By Timothy Gardner
WASHINGTON (Reuters) - Starting in May more than 150 countries will be legally bound to strengthen their protection of nuclear facilities and to cooperate in finding and recovering stolen or smuggled nuclear material, security officials said on Friday.
An amendment to the decade-old Convention on Physical Protection of Nuclear Material was ratified after Nicaragua and Uruguay became the 101st and 102nd signatories, reaching the two-thirds of convention members required to make it legal.
Yukiya Amano, the head of the International Atomic Energy Agency, said in a statement that the amendment "will help reduce the risk of a terrorist attack involving nuclear material, which could have catastrophic consequences."
The measure, which will go into force in 30 days, makes it legally binding for countries to protect nuclear facilities, as well as the domestic use, storage and transportation of nuclear material. States would be required to minimize any radiological consequences of sabotage and to prevent and combat such offenses.

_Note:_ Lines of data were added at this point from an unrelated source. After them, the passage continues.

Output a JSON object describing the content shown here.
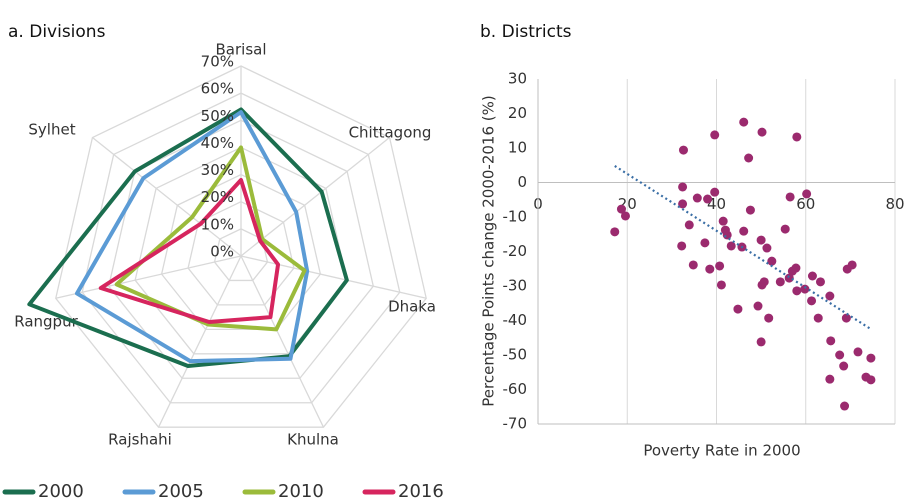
{
  "chart_data": [
    {
      "type": "radar",
      "title": "a. Divisions",
      "categories": [
        "Barisal",
        "Chittagong",
        "Dhaka",
        "Khulna",
        "Rajshahi",
        "Rangpur",
        "Sylhet"
      ],
      "series": [
        {
          "name": "2000",
          "color": "#1b6e4f",
          "values": [
            54,
            38,
            40,
            41,
            45,
            80,
            50
          ]
        },
        {
          "name": "2005",
          "color": "#5b9bd5",
          "values": [
            53,
            26,
            25,
            42,
            43,
            62,
            46
          ]
        },
        {
          "name": "2010",
          "color": "#9bbb3b",
          "values": [
            40,
            10,
            24,
            30,
            28,
            47,
            23
          ]
        },
        {
          "name": "2016",
          "color": "#d6255e",
          "values": [
            28,
            9,
            14,
            25,
            27,
            53,
            19
          ]
        }
      ],
      "rlim": [
        0,
        70
      ],
      "rticks": [
        {
          "value": 0,
          "label": "0%"
        },
        {
          "value": 10,
          "label": "10%"
        },
        {
          "value": 20,
          "label": "20%"
        },
        {
          "value": 30,
          "label": "30%"
        },
        {
          "value": 40,
          "label": "40%"
        },
        {
          "value": 50,
          "label": "50%"
        },
        {
          "value": 60,
          "label": "60%"
        },
        {
          "value": 70,
          "label": "70%"
        }
      ],
      "grid": true,
      "legend": "bottom"
    },
    {
      "type": "scatter",
      "title": "b. Districts",
      "x_label": "Poverty Rate in 2000",
      "y_label": "Percentage Points change 2000-2016 (%)",
      "color": "#9b2a6e",
      "x": [
        18.7,
        19.6,
        17.2,
        32.6,
        32.4,
        32.4,
        33.9,
        32.2,
        35.7,
        38.0,
        39.6,
        39.6,
        37.4,
        34.8,
        38.5,
        40.7,
        41.5,
        42.0,
        42.4,
        43.3,
        41.1,
        45.7,
        46.1,
        46.1,
        47.2,
        47.6,
        44.8,
        50.2,
        50.0,
        51.3,
        52.4,
        50.2,
        50.7,
        49.3,
        50.0,
        51.7,
        54.3,
        55.4,
        56.3,
        56.5,
        58.0,
        57.0,
        57.8,
        58.0,
        60.2,
        59.8,
        61.5,
        61.3,
        63.3,
        62.8,
        65.4,
        65.6,
        67.6,
        65.4,
        68.5,
        68.7,
        69.1,
        69.3,
        70.4,
        71.7,
        73.5,
        74.6,
        74.6
      ],
      "y": [
        -7.7,
        -9.7,
        -14.3,
        9.4,
        -1.3,
        -6.2,
        -12.3,
        -18.4,
        -4.5,
        -4.8,
        -2.8,
        13.8,
        -17.5,
        -23.9,
        -25.1,
        -24.2,
        -11.2,
        -13.8,
        -15.2,
        -18.4,
        -29.7,
        -18.7,
        -14.1,
        17.5,
        7.1,
        -8.0,
        -36.7,
        14.6,
        -16.7,
        -19.0,
        -22.8,
        -29.7,
        -28.8,
        -35.8,
        -46.2,
        -39.3,
        -28.8,
        -13.5,
        -27.7,
        -4.2,
        13.2,
        -25.7,
        -24.8,
        -31.4,
        -3.3,
        -30.9,
        -27.1,
        -34.3,
        -28.8,
        -39.3,
        -32.9,
        -45.9,
        -50.0,
        -57.0,
        -53.2,
        -64.8,
        -39.3,
        -25.1,
        -23.9,
        -49.1,
        -56.4,
        -57.2,
        -50.9
      ],
      "trendline": {
        "color": "#3a6ea5",
        "x": [
          17.2,
          74.6
        ],
        "y": [
          4.8,
          -42.5
        ]
      },
      "xlim": [
        0,
        80
      ],
      "xticks": [
        0,
        20,
        40,
        60,
        80
      ],
      "ylim": [
        -70,
        30
      ],
      "yticks": [
        -70,
        -60,
        -50,
        -40,
        -30,
        -20,
        -10,
        0,
        10,
        20,
        30
      ],
      "grid": true
    }
  ]
}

President Barack Obama's National Security Advisor Susan Rice said the agreement is a "cornerstone of the global nuclear security architecture," and that the administration will "urge all countries who have not yet ratified this treaty to do so as soon as possible."
About 10 countries including Pakistan, Azerbaijan and Kuwait signed the amendment last week ahead of a nuclear summit hosted by Obama in Washington.
Amano said before last week's summit that more work was needed in making the amendment universal, which would help ensure that all countries with nuclear capabilities - including North Korea - adhered to the measure, not just those countries that had ratified it.